We are pleased to present Easy, Fractals & Star Map, the new exhibition by Portuguese artist Julião Sarmento, his first at Galpão Fortes Vilaça. The show features recent paintings and sculptures and establishes a fictional relationship between Edgar Degas and Marcel Duchamp – “giants of art history”, in the artist’s words. By creating a dialogue between the two masters, Julião reaffirms frequent themes of his own work: the gap between fiction and reality, mechanisms of representation and eroticism.

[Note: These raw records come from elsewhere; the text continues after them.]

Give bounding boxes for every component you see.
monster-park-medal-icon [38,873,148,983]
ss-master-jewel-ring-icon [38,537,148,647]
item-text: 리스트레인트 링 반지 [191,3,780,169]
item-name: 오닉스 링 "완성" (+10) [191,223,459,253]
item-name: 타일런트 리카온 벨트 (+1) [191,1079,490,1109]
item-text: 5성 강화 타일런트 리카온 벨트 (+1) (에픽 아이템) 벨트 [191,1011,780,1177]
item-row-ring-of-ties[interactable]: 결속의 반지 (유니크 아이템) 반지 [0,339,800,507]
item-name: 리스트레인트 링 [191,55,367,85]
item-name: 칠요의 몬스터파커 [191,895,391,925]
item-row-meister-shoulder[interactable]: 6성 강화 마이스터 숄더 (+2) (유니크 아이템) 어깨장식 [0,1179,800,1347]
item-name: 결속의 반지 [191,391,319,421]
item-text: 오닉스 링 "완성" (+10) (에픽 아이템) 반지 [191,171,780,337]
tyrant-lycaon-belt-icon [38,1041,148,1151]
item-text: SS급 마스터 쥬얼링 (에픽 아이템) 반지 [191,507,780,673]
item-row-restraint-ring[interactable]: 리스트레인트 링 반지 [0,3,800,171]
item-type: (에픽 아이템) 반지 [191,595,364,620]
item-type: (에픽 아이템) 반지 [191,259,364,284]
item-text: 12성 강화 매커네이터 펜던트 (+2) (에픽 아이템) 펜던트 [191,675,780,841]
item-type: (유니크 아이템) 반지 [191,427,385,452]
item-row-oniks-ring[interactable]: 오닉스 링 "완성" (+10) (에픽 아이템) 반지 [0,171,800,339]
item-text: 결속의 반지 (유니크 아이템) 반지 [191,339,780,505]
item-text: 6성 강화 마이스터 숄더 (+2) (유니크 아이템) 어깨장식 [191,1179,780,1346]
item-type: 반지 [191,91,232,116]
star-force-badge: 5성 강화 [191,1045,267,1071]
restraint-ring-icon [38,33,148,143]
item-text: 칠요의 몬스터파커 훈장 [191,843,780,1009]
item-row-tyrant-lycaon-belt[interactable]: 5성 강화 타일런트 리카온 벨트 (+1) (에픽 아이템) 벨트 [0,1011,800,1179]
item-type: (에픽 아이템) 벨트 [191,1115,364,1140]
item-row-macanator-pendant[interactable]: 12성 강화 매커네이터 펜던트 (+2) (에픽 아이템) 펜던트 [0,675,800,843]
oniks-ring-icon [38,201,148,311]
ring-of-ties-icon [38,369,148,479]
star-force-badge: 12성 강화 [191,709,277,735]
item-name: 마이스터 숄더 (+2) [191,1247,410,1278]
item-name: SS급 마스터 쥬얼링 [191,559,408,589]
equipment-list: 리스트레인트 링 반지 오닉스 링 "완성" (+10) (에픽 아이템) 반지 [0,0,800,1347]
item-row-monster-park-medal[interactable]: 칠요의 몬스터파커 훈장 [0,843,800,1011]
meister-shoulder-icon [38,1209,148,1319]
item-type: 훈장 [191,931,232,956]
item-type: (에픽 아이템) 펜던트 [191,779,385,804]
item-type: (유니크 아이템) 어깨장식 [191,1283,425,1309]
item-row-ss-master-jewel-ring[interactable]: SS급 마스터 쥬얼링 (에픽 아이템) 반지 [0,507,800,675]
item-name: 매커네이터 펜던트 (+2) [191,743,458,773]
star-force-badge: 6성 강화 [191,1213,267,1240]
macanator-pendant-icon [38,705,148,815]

The feminine archetype – a central element in Julião Sarmento’s practice – reappears in Fifth Easy Piece, inspired by the iconic work by Degas, La Petite Danseuse de Quatorze Ans (c. 1881). In the artist’s reinterpretation, the teenage dancer is transformed into a mature woman, molded through a modern process of 3‐D printing. In Alma [Soul], the plaster molds are arranged in a steel framework, displaying the sculpture inside out and this time making an allusion to Duchamp – as he does even more explicitly in the work O Grande Vidro [The Large Glass] made especially for the show.

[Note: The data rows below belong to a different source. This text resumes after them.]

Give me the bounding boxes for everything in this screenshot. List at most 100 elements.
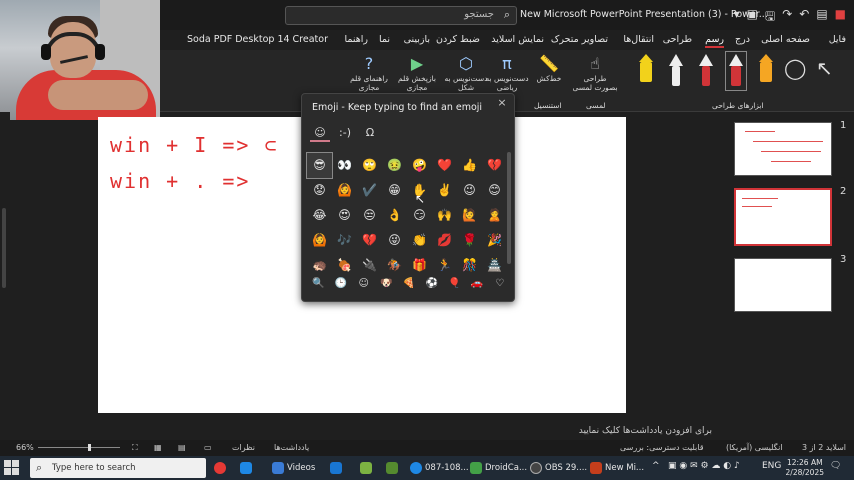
emoji-item[interactable]: 🌹 <box>457 228 482 253</box>
close-icon[interactable]: × <box>495 96 509 109</box>
emoji-item[interactable]: 🍖 <box>332 253 357 278</box>
save-icon[interactable]: 🖫 <box>765 7 775 28</box>
emoji-item[interactable]: 😂 <box>307 203 332 228</box>
emoji-item[interactable]: 💋 <box>432 228 457 253</box>
emoji-category-tab[interactable]: 🚗 <box>466 278 489 289</box>
fit-slide-icon[interactable]: ⛶ <box>132 443 138 453</box>
emoji-item[interactable]: 👀 <box>332 153 357 178</box>
emoji-item[interactable]: 🙌 <box>432 203 457 228</box>
emoji-item[interactable]: 😜 <box>382 228 407 253</box>
tab-home[interactable]: صفحه اصلی <box>761 34 810 45</box>
reading-view-icon[interactable]: ▦ <box>154 443 162 452</box>
emoji-category-tab[interactable]: 🕒 <box>330 278 353 289</box>
tab-symbols[interactable]: Ω <box>360 126 380 142</box>
taskbar-app-edge[interactable]: 087-108... <box>410 460 469 476</box>
emoji-item[interactable]: 🔌 <box>357 253 382 278</box>
emoji-item[interactable]: 🏃 <box>432 253 457 278</box>
tab-design[interactable]: طراحی <box>663 34 692 45</box>
ribbon-ruler-button[interactable]: 📏 خط‌کش <box>526 54 572 83</box>
highlighter-orange[interactable] <box>758 54 774 88</box>
taskbar-app-generic-icon[interactable] <box>360 460 375 476</box>
notifications-icon[interactable]: 🗨 <box>830 461 841 471</box>
zoom-slider-knob[interactable] <box>88 444 91 451</box>
emoji-item[interactable]: 😁 <box>382 178 407 203</box>
emoji-item[interactable]: 👍 <box>457 153 482 178</box>
emoji-category-tab[interactable]: 🎈 <box>443 278 466 289</box>
emoji-item[interactable]: 😎 <box>306 152 333 179</box>
tray-icons[interactable]: ▣ ◉ ✉ ⚙ ☁ ◐ ♪ <box>668 461 740 471</box>
emoji-item[interactable]: 🎶 <box>332 228 357 253</box>
emoji-item[interactable]: 🎉 <box>482 228 507 253</box>
save-disk-icon[interactable]: ▤ <box>816 7 827 28</box>
tray-chevron-icon[interactable]: ^ <box>652 461 660 471</box>
emoji-item[interactable]: 🙆 <box>332 178 357 203</box>
emoji-item[interactable]: 😍 <box>332 203 357 228</box>
undo-icon[interactable]: ↶ <box>799 7 809 28</box>
emoji-item[interactable]: ✔️ <box>357 178 382 203</box>
taskbar-chrome-icon[interactable] <box>214 460 229 476</box>
slide-thumbnail-3[interactable] <box>734 258 832 312</box>
ribbon-ink-to-math-button[interactable]: π دست‌نویس به ریاضی <box>484 54 530 92</box>
accessibility-status[interactable]: قابلیت دسترسی: بررسی <box>620 443 704 452</box>
tab-animations[interactable]: تصاویر متحرک <box>551 34 608 45</box>
slide-thumbnail-1[interactable] <box>734 122 832 176</box>
taskbar-clock[interactable]: 12:26 AM 2/28/2025 <box>786 458 824 478</box>
tab-insert[interactable]: درج <box>735 34 750 45</box>
tab-view[interactable]: نما <box>379 34 390 45</box>
normal-view-icon[interactable]: ▭ <box>204 443 212 452</box>
lasso-select-icon[interactable]: ◯ <box>784 56 806 80</box>
emoji-item[interactable]: 💔 <box>482 153 507 178</box>
zoom-level[interactable]: 66% <box>16 443 34 452</box>
emoji-item[interactable]: 🏯 <box>482 253 507 278</box>
tab-soda-pdf[interactable]: Soda PDF Desktop 14 Creator <box>187 34 328 45</box>
taskbar-vscode-ext-icon[interactable] <box>240 460 255 476</box>
tab-emoji[interactable]: ☺ <box>310 126 330 142</box>
emoji-item[interactable]: 🤪 <box>407 153 432 178</box>
emoji-item[interactable]: ✌️ <box>432 178 457 203</box>
taskbar-search-input[interactable]: ⌕ Type here to search <box>30 458 206 478</box>
taskbar-vscode-icon[interactable] <box>330 460 345 476</box>
tab-review[interactable]: بازبینی <box>404 34 430 45</box>
tray-language[interactable]: ENG <box>762 461 781 471</box>
language-status[interactable]: انگلیسی (آمریکا) <box>726 443 783 452</box>
emoji-item[interactable]: 😏 <box>407 203 432 228</box>
emoji-item[interactable]: 👏 <box>407 228 432 253</box>
emoji-item[interactable]: 💔 <box>357 228 382 253</box>
emoji-item[interactable]: 🙋 <box>457 203 482 228</box>
tab-record[interactable]: ضبط کردن <box>436 34 480 45</box>
taskbar-minecraft-icon[interactable] <box>386 460 401 476</box>
emoji-item[interactable]: 🎁 <box>407 253 432 278</box>
emoji-item[interactable]: 🤢 <box>382 153 407 178</box>
search-input[interactable]: ⌕ جستجو <box>285 6 517 25</box>
emoji-category-tab[interactable]: 🔍 <box>307 278 330 289</box>
emoji-item[interactable]: 🦔 <box>307 253 332 278</box>
select-cursor-icon[interactable]: ↖ <box>816 56 833 80</box>
notes-pane[interactable]: برای افزودن یادداشت‌ها کلیک نمایید <box>0 424 716 440</box>
emoji-item[interactable]: 👌 <box>382 203 407 228</box>
tab-transitions[interactable]: انتقال‌ها <box>623 34 654 45</box>
taskbar-app-obs[interactable]: OBS 29.... <box>530 460 587 476</box>
emoji-item[interactable]: 🏇 <box>382 253 407 278</box>
slide-thumbnail-2[interactable] <box>734 188 832 246</box>
zoom-slider[interactable] <box>38 447 120 448</box>
dropdown-icon[interactable]: ▾ <box>734 7 740 28</box>
redo-icon[interactable]: ↷ <box>782 7 792 28</box>
emoji-item[interactable]: 😊 <box>482 178 507 203</box>
pen-red-selected[interactable] <box>725 51 747 91</box>
pen-black[interactable] <box>668 54 684 88</box>
emoji-category-tab[interactable]: ⚽ <box>420 278 443 289</box>
slide-sorter-icon[interactable]: ▤ <box>178 443 186 452</box>
taskbar-app-droidcam[interactable]: DroidCa... <box>470 460 527 476</box>
ribbon-touch-draw-button[interactable]: ☝ طراحی بصورت لمسی <box>572 54 618 92</box>
taskbar-app-videos[interactable]: Videos <box>272 460 315 476</box>
ribbon-help-pen-button[interactable]: ? راهنمای قلم مجازی <box>346 54 392 92</box>
emoji-item[interactable]: 😟 <box>307 178 332 203</box>
tab-slideshow[interactable]: نمایش اسلاید <box>491 34 544 45</box>
emoji-category-tab[interactable]: 🍕 <box>398 278 421 289</box>
emoji-category-tab[interactable]: ☺ <box>352 278 375 289</box>
comments-button[interactable]: نظرات <box>232 443 255 452</box>
emoji-item[interactable]: 🙆 <box>307 228 332 253</box>
emoji-item[interactable]: 😉 <box>457 178 482 203</box>
start-button[interactable] <box>4 460 20 476</box>
ribbon-ink-to-shape-button[interactable]: ⬡ دست‌نویس به شکل <box>443 54 489 92</box>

The reference to the two masters is also made in the paintings in the exhibition, whether through graphic citations or obscure allusions. In this set of works, Sarmento uses different pigments, solvents and techniques, creating triangular shapes that are multiplied like fractals. The nearly complete absence of color, another hallmark of the artist, reaffirms the strong dialogue that his painting maintains with drawing. The titles refer to names of stars and, when scattered on the wall, they seem to form constellations. In the five‐meter‐wide diptych Piscis Austrinus, organic splotches are contraposed to geometric shapes to create an elegant composition. In Sirrah, the silvery volumes recall the lunar surface.
By intercrossing different historical times and physical planes, Easy, Fractals & Star Map instates a fictitious narrative, possible only in the field of art. The free associations that Sarmento proposes point to the unknown, like an invitation to map the stars.